Easter morning, they go out early,

Cross the swirling Galisteo on a log,

Teetering, vivid in the cold, lemony light,

And, straggling, they climb to an ancient place

Filled with the eyes of seed and failing stone.

Then among the heaved rocks of the crest,

He settles down, wedged, and watches the clouds,

And, far below, the brown river turning its silence

Against the steep, soft banks. Far beyond thought,

He imagined himself there waiting for something.

He saw, at a great distance, a patch of colors,

Pale blue and troubled grays, that had not been there

The morning before. It was not part of the butte.

It was a man sitting without purpose, composed,

A quick, casual stroke in another landscape.

Whatever sense made in that moment swept

Itself away perfecting. The rocks were cold.

The micaed grains of ten thousand summers

Clung to his hand, peppered his patient shoes.

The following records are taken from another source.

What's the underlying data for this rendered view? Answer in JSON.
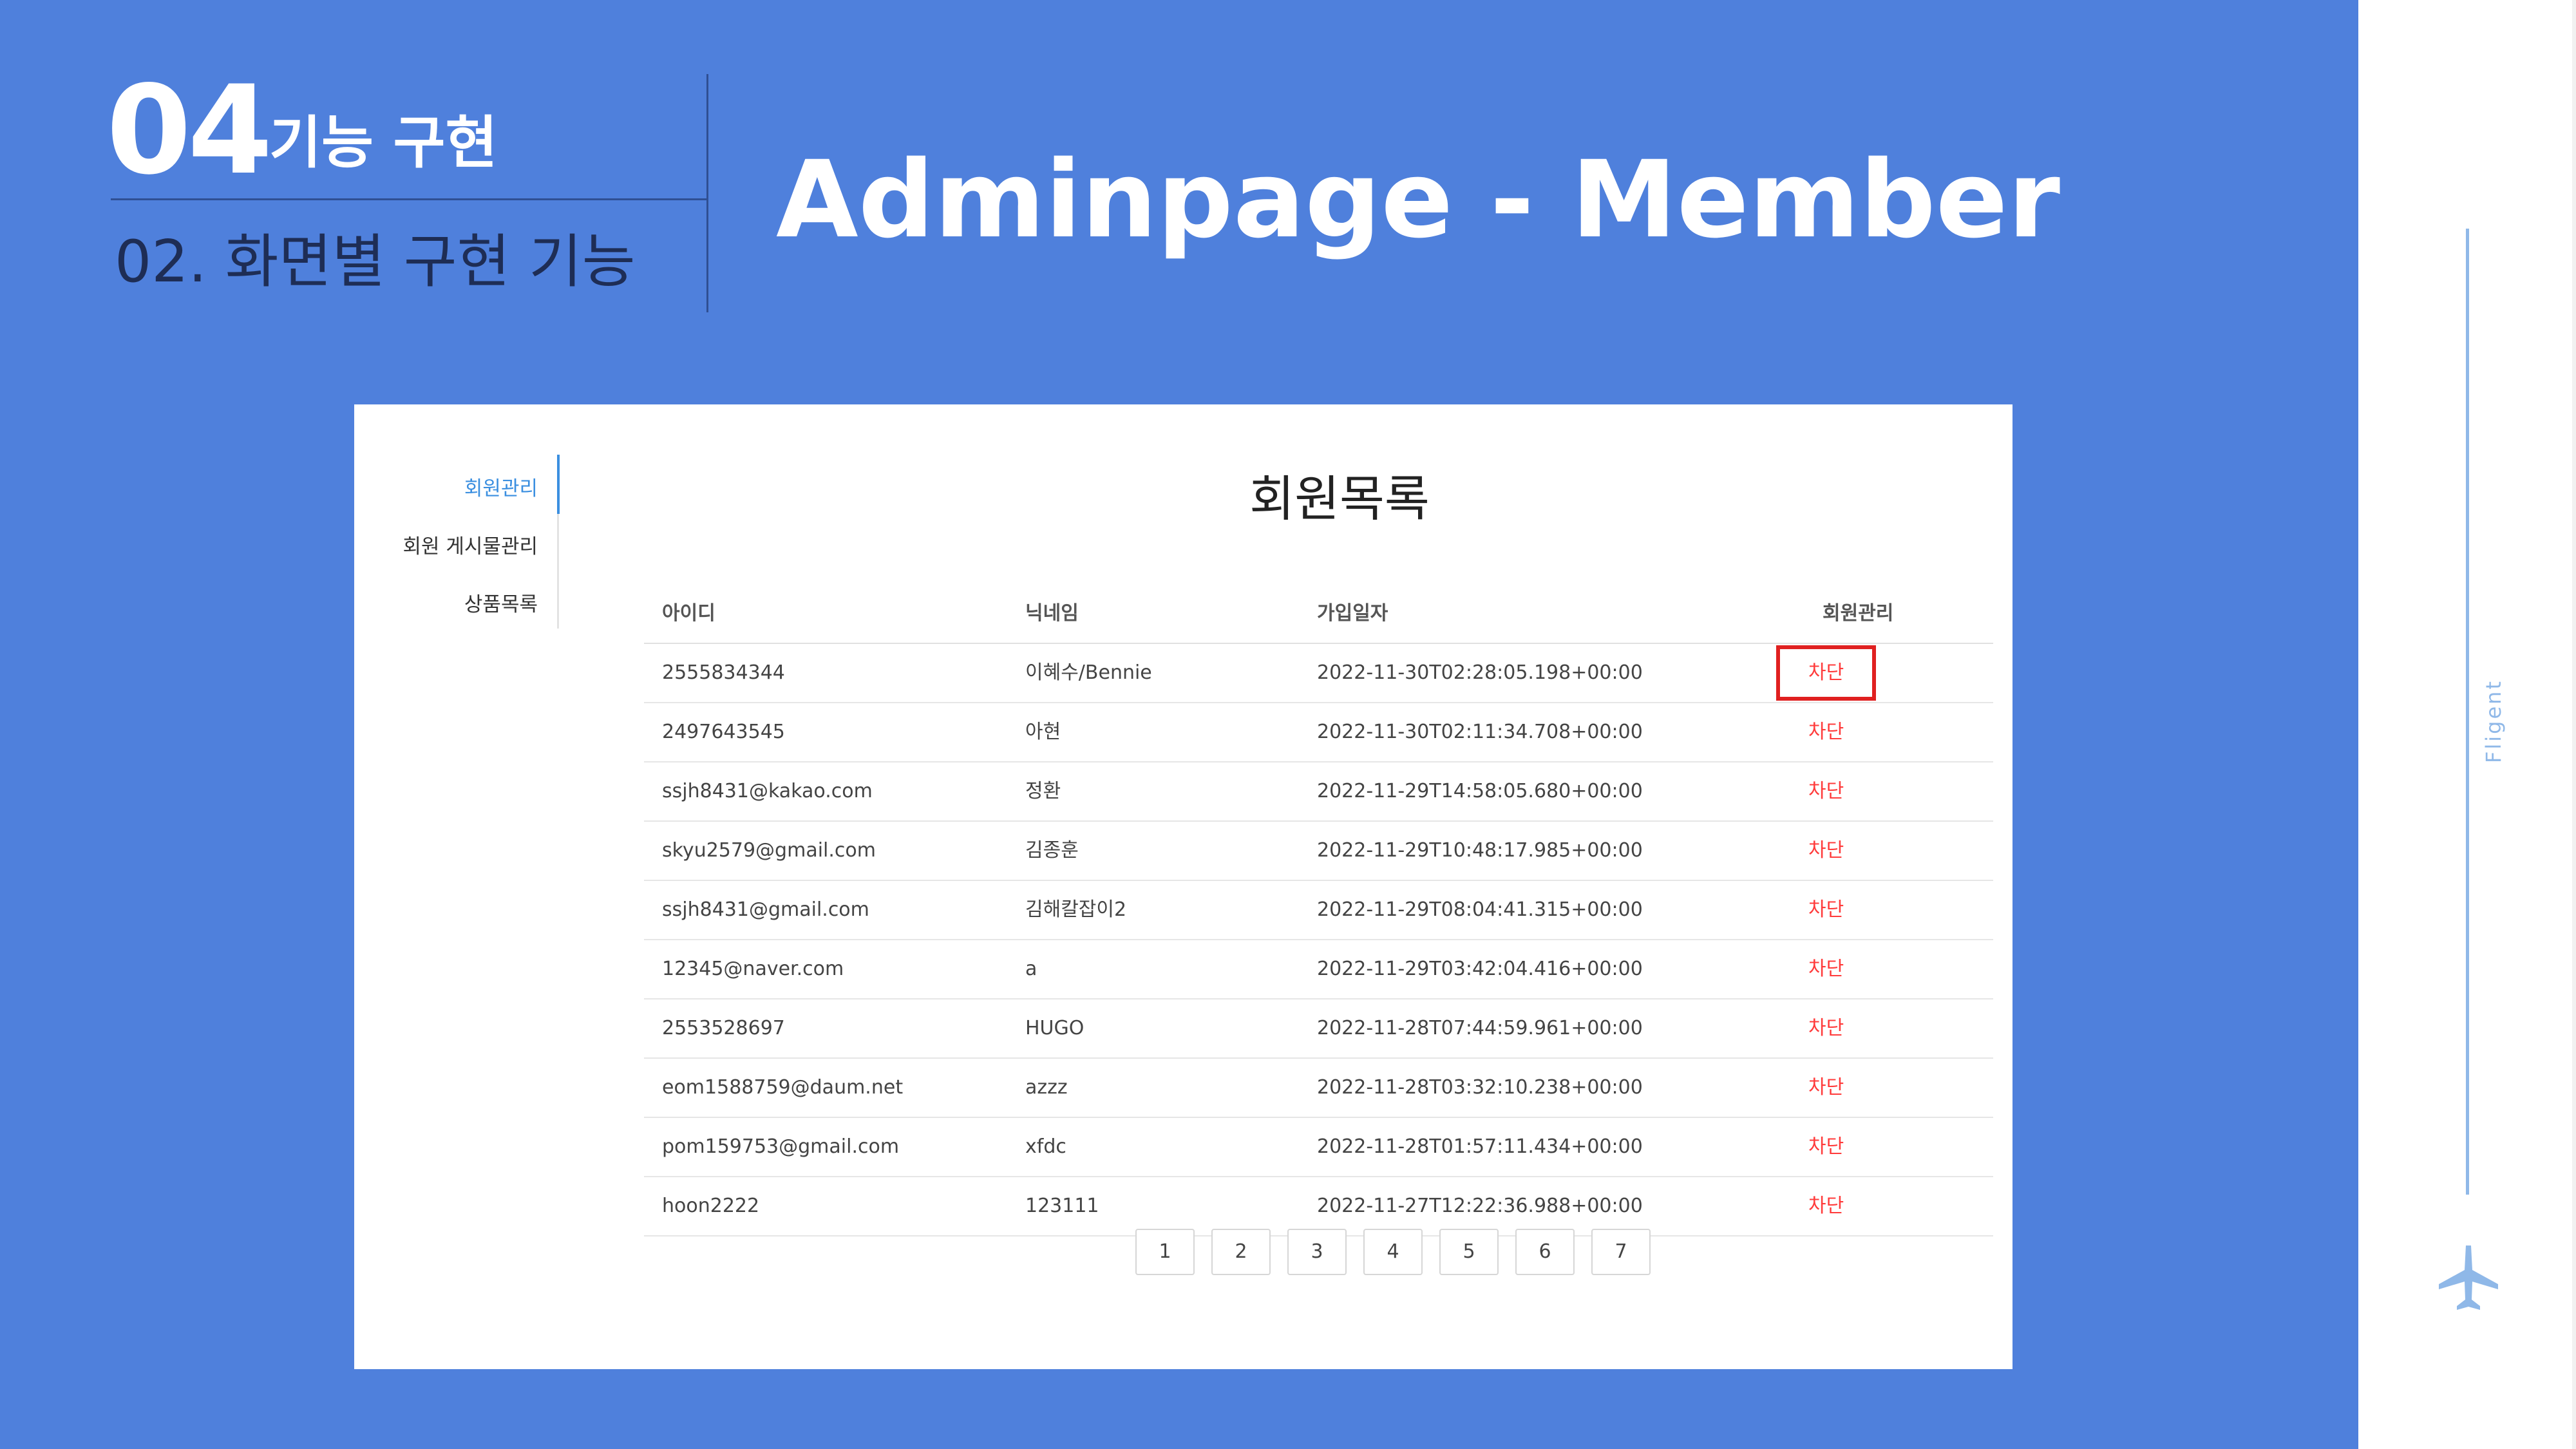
{
  "slide": {
    "section_number": "04",
    "section_title": "기능 구현",
    "subtitle": "02. 화면별 구현 기능",
    "title": "Adminpage - Member",
    "side_brand": "Fligent",
    "accent_color": "#4f80dc"
  },
  "sidebar": {
    "items": [
      {
        "label": "회원관리",
        "active": true
      },
      {
        "label": "회원 게시물관리",
        "active": false
      },
      {
        "label": "상품목록",
        "active": false
      }
    ]
  },
  "main": {
    "title": "회원목록",
    "columns": [
      "아이디",
      "닉네임",
      "가입일자",
      "회원관리"
    ],
    "rows": [
      {
        "id": "2555834344",
        "nickname": "이혜수/Bennie",
        "joined": "2022-11-30T02:28:05.198+00:00",
        "action": "차단"
      },
      {
        "id": "2497643545",
        "nickname": "아현",
        "joined": "2022-11-30T02:11:34.708+00:00",
        "action": "차단"
      },
      {
        "id": "ssjh8431@kakao.com",
        "nickname": "정환",
        "joined": "2022-11-29T14:58:05.680+00:00",
        "action": "차단"
      },
      {
        "id": "skyu2579@gmail.com",
        "nickname": "김종훈",
        "joined": "2022-11-29T10:48:17.985+00:00",
        "action": "차단"
      },
      {
        "id": "ssjh8431@gmail.com",
        "nickname": "김해칼잡이2",
        "joined": "2022-11-29T08:04:41.315+00:00",
        "action": "차단"
      },
      {
        "id": "12345@naver.com",
        "nickname": "a",
        "joined": "2022-11-29T03:42:04.416+00:00",
        "action": "차단"
      },
      {
        "id": "2553528697",
        "nickname": "HUGO",
        "joined": "2022-11-28T07:44:59.961+00:00",
        "action": "차단"
      },
      {
        "id": "eom1588759@daum.net",
        "nickname": "azzz",
        "joined": "2022-11-28T03:32:10.238+00:00",
        "action": "차단"
      },
      {
        "id": "pom159753@gmail.com",
        "nickname": "xfdc",
        "joined": "2022-11-28T01:57:11.434+00:00",
        "action": "차단"
      },
      {
        "id": "hoon2222",
        "nickname": "123111",
        "joined": "2022-11-27T12:22:36.988+00:00",
        "action": "차단"
      }
    ],
    "pagination": [
      "1",
      "2",
      "3",
      "4",
      "5",
      "6",
      "7"
    ],
    "block_color": "#ff3b3b"
  }
}
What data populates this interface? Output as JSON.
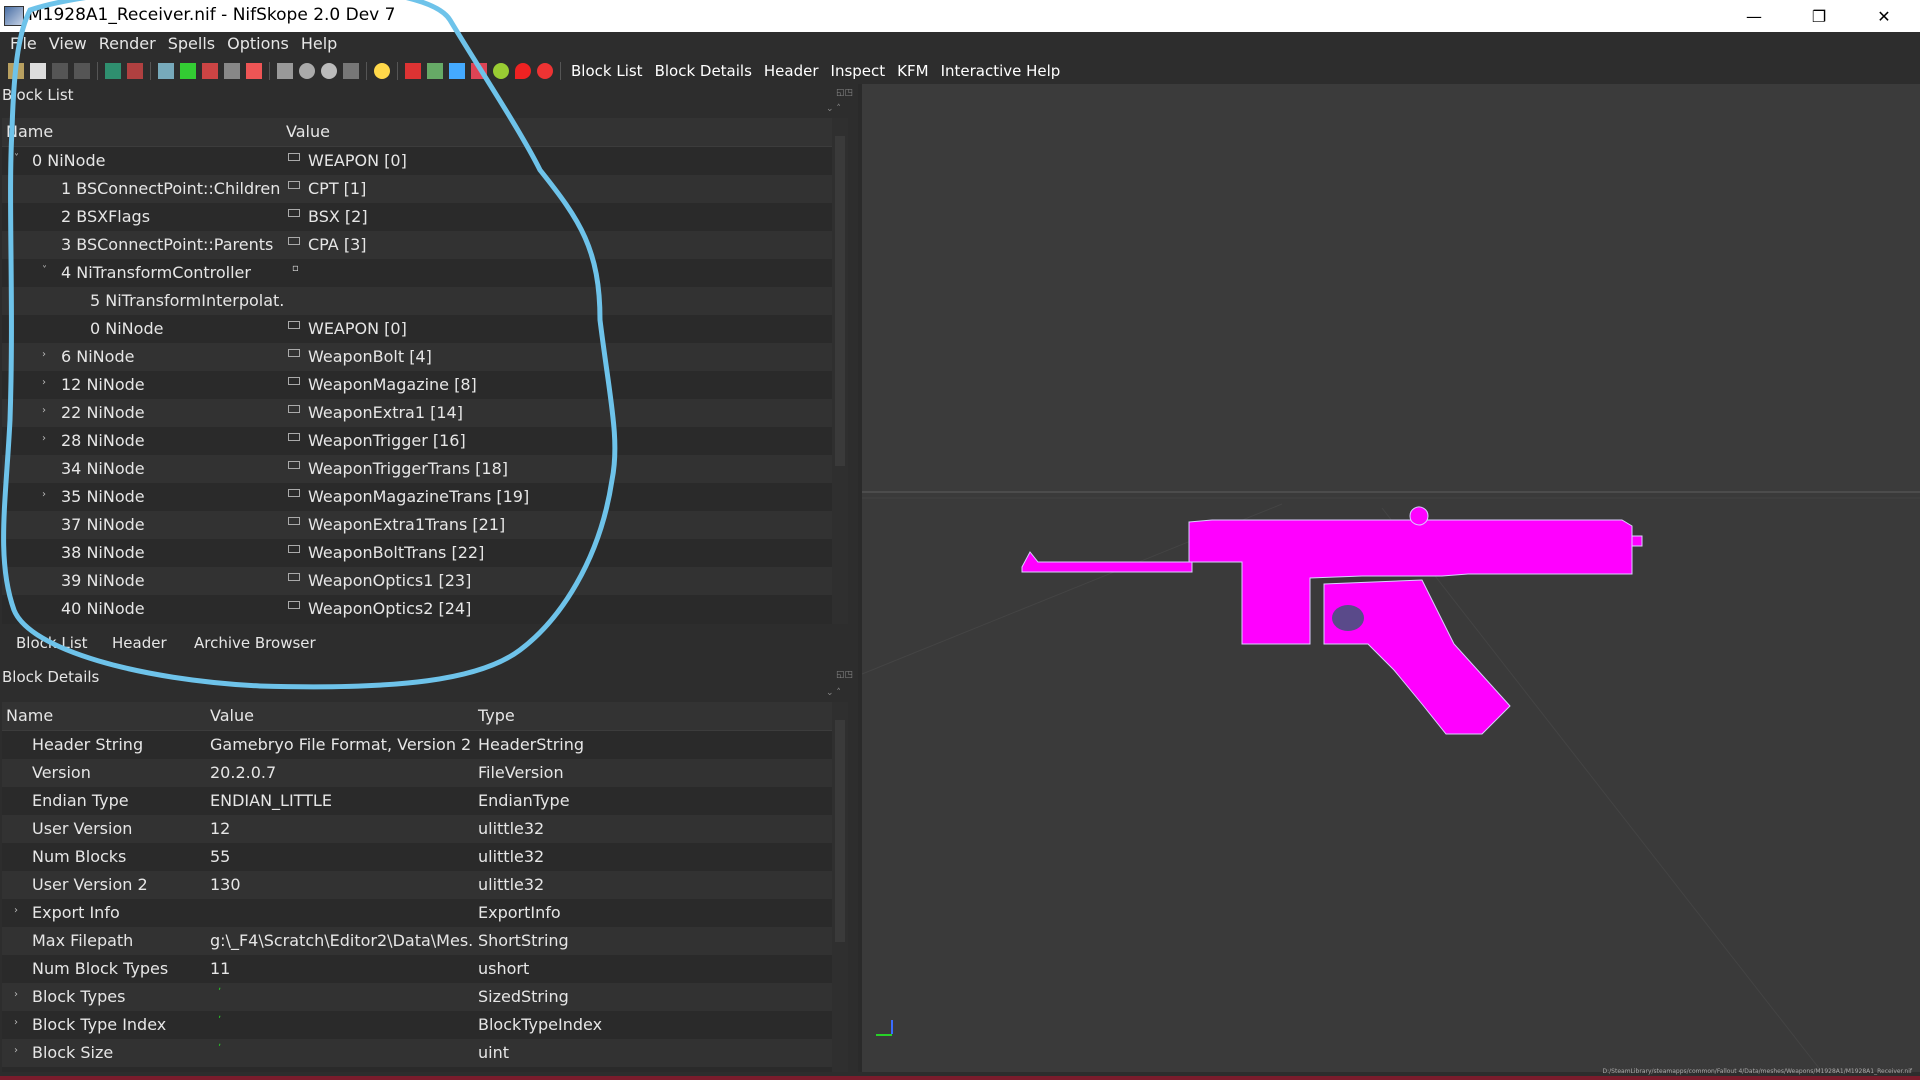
{
  "window": {
    "title": "M1928A1_Receiver.nif - NifSkope 2.0 Dev 7",
    "controls": {
      "minimize": "—",
      "maximize": "❐",
      "close": "✕"
    }
  },
  "menu": [
    "File",
    "View",
    "Render",
    "Spells",
    "Options",
    "Help"
  ],
  "toolbar": {
    "text_buttons": [
      "Block List",
      "Block Details",
      "Header",
      "Inspect",
      "KFM",
      "Interactive Help"
    ]
  },
  "block_list": {
    "title": "Block List",
    "columns": {
      "name": "Name",
      "value": "Value"
    },
    "rows": [
      {
        "name": "0 NiNode",
        "value": "WEAPON [0]"
      },
      {
        "name": "1 BSConnectPoint::Children",
        "value": "CPT [1]"
      },
      {
        "name": "2 BSXFlags",
        "value": "BSX [2]"
      },
      {
        "name": "3 BSConnectPoint::Parents",
        "value": "CPA [3]"
      },
      {
        "name": "4 NiTransformController",
        "value": ""
      },
      {
        "name": "5 NiTransformInterpolat...",
        "value": ""
      },
      {
        "name": "0 NiNode",
        "value": "WEAPON [0]"
      },
      {
        "name": "6 NiNode",
        "value": "WeaponBolt [4]"
      },
      {
        "name": "12 NiNode",
        "value": "WeaponMagazine [8]"
      },
      {
        "name": "22 NiNode",
        "value": "WeaponExtra1 [14]"
      },
      {
        "name": "28 NiNode",
        "value": "WeaponTrigger [16]"
      },
      {
        "name": "34 NiNode",
        "value": "WeaponTriggerTrans [18]"
      },
      {
        "name": "35 NiNode",
        "value": "WeaponMagazineTrans [19]"
      },
      {
        "name": "37 NiNode",
        "value": "WeaponExtra1Trans [21]"
      },
      {
        "name": "38 NiNode",
        "value": "WeaponBoltTrans [22]"
      },
      {
        "name": "39 NiNode",
        "value": "WeaponOptics1 [23]"
      },
      {
        "name": "40 NiNode",
        "value": "WeaponOptics2 [24]"
      }
    ],
    "tabs": [
      "Block List",
      "Header",
      "Archive Browser"
    ]
  },
  "block_details": {
    "title": "Block Details",
    "columns": {
      "name": "Name",
      "value": "Value",
      "type": "Type"
    },
    "rows": [
      {
        "name": "Header String",
        "value": "Gamebryo File Format, Version 20...",
        "type": "HeaderString"
      },
      {
        "name": "Version",
        "value": "20.2.0.7",
        "type": "FileVersion"
      },
      {
        "name": "Endian Type",
        "value": "ENDIAN_LITTLE",
        "type": "EndianType"
      },
      {
        "name": "User Version",
        "value": "12",
        "type": "ulittle32"
      },
      {
        "name": "Num Blocks",
        "value": "55",
        "type": "ulittle32"
      },
      {
        "name": "User Version 2",
        "value": "130",
        "type": "ulittle32"
      },
      {
        "name": "Export Info",
        "value": "",
        "type": "ExportInfo"
      },
      {
        "name": "Max Filepath",
        "value": "g:\\_F4\\Scratch\\Editor2\\Data\\Mes...",
        "type": "ShortString"
      },
      {
        "name": "Num Block Types",
        "value": "11",
        "type": "ushort"
      },
      {
        "name": "Block Types",
        "value": "",
        "type": "SizedString"
      },
      {
        "name": "Block Type Index",
        "value": "",
        "type": "BlockTypeIndex"
      },
      {
        "name": "Block Size",
        "value": "",
        "type": "uint"
      }
    ]
  },
  "status": {
    "path": "D:/SteamLibrary/steamapps/common/Fallout 4/Data/meshes/Weapons/M1928A1/M1928A1_Receiver.nif"
  },
  "colors": {
    "model": "#ff00ff",
    "annotation": "#6ec3ea",
    "accent_green": "#27d127"
  }
}
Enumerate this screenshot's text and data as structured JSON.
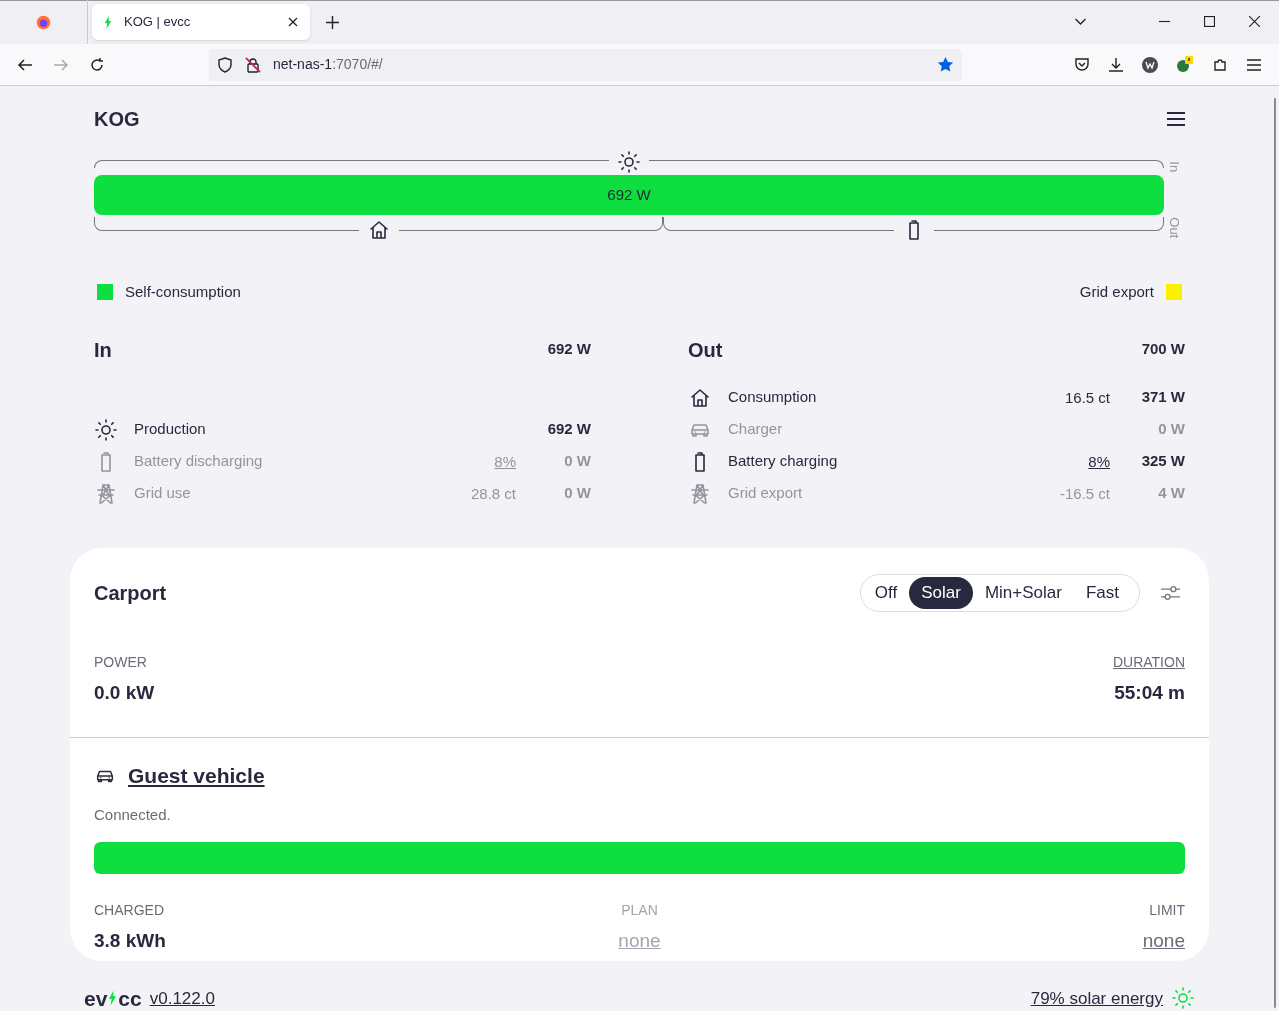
{
  "browser": {
    "tab_title": "KOG | evcc",
    "url_host": "net-nas-1",
    "url_rest": ":7070/#/",
    "bookmarked": true
  },
  "site": {
    "title": "KOG"
  },
  "energyflow": {
    "bar_label": "692 W",
    "in_label": "In",
    "out_label": "Out",
    "legend": [
      {
        "label": "Self-consumption",
        "color": "#0fde41"
      },
      {
        "label": "Grid export",
        "color": "#faf000"
      }
    ]
  },
  "in": {
    "title": "In",
    "total": "692 W",
    "rows": [
      {
        "kind": "sun",
        "label": "Production",
        "value": "692 W",
        "active": true
      },
      {
        "kind": "battery",
        "label": "Battery discharging",
        "percent": "8%",
        "value": "0 W",
        "active": false
      },
      {
        "kind": "pylon",
        "label": "Grid use",
        "price": "28.8 ct",
        "value": "0 W",
        "active": false
      }
    ]
  },
  "out": {
    "title": "Out",
    "total": "700 W",
    "rows": [
      {
        "kind": "house",
        "label": "Consumption",
        "price": "16.5 ct",
        "value": "371 W",
        "active": true
      },
      {
        "kind": "car",
        "label": "Charger",
        "value": "0 W",
        "active": false
      },
      {
        "kind": "battery",
        "label": "Battery charging",
        "percent": "8%",
        "value": "325 W",
        "active": true
      },
      {
        "kind": "pylon",
        "label": "Grid export",
        "price": "-16.5 ct",
        "value": "4 W",
        "active": false
      }
    ]
  },
  "loadpoint": {
    "title": "Carport",
    "modes": [
      {
        "label": "Off",
        "selected": false
      },
      {
        "label": "Solar",
        "selected": true
      },
      {
        "label": "Min+Solar",
        "selected": false
      },
      {
        "label": "Fast",
        "selected": false
      }
    ],
    "power_label": "POWER",
    "power": "0.0 kW",
    "duration_label": "DURATION",
    "duration": "55:04 m",
    "vehicle": "Guest vehicle",
    "status": "Connected.",
    "level": 1.0,
    "charged_label": "CHARGED",
    "charged": "3.8 kWh",
    "plan_label": "PLAN",
    "plan": "none",
    "limit_label": "LIMIT",
    "limit": "none"
  },
  "footer": {
    "logo": [
      "ev",
      "cc"
    ],
    "version": "v0.122.0",
    "solar": "79% solar energy"
  }
}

Ants. Shards. The gentle scrape of time

Working its way up through narrow trails,

Stone darkened a moment by a passing hand,

And the white smoke of a small all these

Conspired within him, and his heart thundered

Far off and, then, nearer and nearer.

She called him from where she had waited below

At the steep turning up to the leveled pueblo,

A few vague reminders, a few true finds

Piled in small squares and wanting more,

And low, dry grass, and twigs, and meek weeds.

He called back, looked once more to the west

Out beyond the rising blue, and, slipping, sliding,

Picked his way down into the gray eclogue

Of twisted tamarisk trees and here and there

The half-protruding, bleached bones, sun-stoned,

Wind-washed, unsocketed ruminations of cattle.


Gerlach, Lee. Selected Poems.
Athens, OH, USA: Ohio University Press, 2006. p 79.